I’ve always been the kind of person who dresses for comfort. Not necessarily for style or anything else. Sometimes it’ll look good, like I meant to put it together that way, but mostly, it’s jeans that are too big and a tee shirt that might or might not have holes in it, and a pair of chucks.
This weekend, Amanda and I went shopping to buy me new jeans, as my old ones are so big that I have to cinch my belt incredibly tight to keep them up. Yay!
So I tried on my new jeans for my girlfriend, a new experience in itself, and she approved of the way they fit on my ass. Therefore, we bought them. And I wore one of my new jeans and the tie that Amanda picked out for me to dinner at my friend Scott’s. I felt awesome. I was wearing new jeans, a new tie… my girlfriend couldn’t keep her eyes off me… Its a kind of heady feeling.

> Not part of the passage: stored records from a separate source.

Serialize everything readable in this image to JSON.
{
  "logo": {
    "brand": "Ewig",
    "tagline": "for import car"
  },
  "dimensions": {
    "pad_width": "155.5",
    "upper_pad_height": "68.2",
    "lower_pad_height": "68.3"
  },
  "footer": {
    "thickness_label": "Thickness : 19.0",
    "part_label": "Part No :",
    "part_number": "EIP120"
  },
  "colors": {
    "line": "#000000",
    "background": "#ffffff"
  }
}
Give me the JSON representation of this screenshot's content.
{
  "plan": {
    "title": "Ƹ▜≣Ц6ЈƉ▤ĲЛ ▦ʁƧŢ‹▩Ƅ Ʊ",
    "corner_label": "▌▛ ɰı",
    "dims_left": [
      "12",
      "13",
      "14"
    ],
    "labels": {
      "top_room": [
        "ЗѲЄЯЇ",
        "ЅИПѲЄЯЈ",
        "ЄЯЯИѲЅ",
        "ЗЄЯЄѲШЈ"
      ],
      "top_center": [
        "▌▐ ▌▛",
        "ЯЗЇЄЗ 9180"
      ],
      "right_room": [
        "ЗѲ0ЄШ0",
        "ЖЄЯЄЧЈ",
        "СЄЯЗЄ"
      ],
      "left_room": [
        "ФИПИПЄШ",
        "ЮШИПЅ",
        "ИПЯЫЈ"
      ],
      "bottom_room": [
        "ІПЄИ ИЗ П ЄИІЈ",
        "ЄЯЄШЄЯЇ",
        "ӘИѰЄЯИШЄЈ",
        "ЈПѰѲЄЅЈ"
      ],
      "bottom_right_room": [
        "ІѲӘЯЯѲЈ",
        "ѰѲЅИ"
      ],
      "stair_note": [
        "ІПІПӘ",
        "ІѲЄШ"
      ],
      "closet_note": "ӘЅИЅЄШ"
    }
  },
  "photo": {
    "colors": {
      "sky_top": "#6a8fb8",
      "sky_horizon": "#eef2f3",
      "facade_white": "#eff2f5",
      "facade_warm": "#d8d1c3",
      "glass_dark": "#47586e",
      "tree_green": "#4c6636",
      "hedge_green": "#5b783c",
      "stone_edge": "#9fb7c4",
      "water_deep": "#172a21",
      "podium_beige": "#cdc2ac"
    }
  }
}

And today, I had to go to a business meeting with my boss so I had to ‘play dress up’ – my boss’s words, not mine. And this is what I went with.
Black button up shirt, grey sweater, same new dark purple tie that Amanda picked out Sunday, and my hair up in a messy bun.
And all of a sudden, I felt like an executive assistant! (That’s my job title for those of you who don’t know).
So then I got to wondering, do the clothes really make the person? Or does it require an understanding of yourself for the clothes to bring you that rest of the way?
I enjoy dressing comfortably. I enjoy dressing up. But there’s no reason the two have to be mutually exclusive do they?
Of course not. And I have a girlfriend who likes people who dress in the way that I enjoy. She loves mens’ dress clothes, and I just happen to look fucking hot in a vest and tie. She’s also a girl who likes to shop, but also understands my limitations in that arena. (And best of all, respects my limitations!) But she has no trouble picking out clothes for me that look good, that fit well, and appeal to her.
And now I have cologne. 😉
Also courtesy of Amanda, my Valentines Day Present a bit early (remember when she got hers a bit early too?)
Right now, even wearing my new jeans, my black shirt, grey sweater, purple tie, and black dress shoes, I feel classy and sophisticated, and yet casual and comfortable all at the same time.
Is this what dressing like a grown up is supposed to feel like?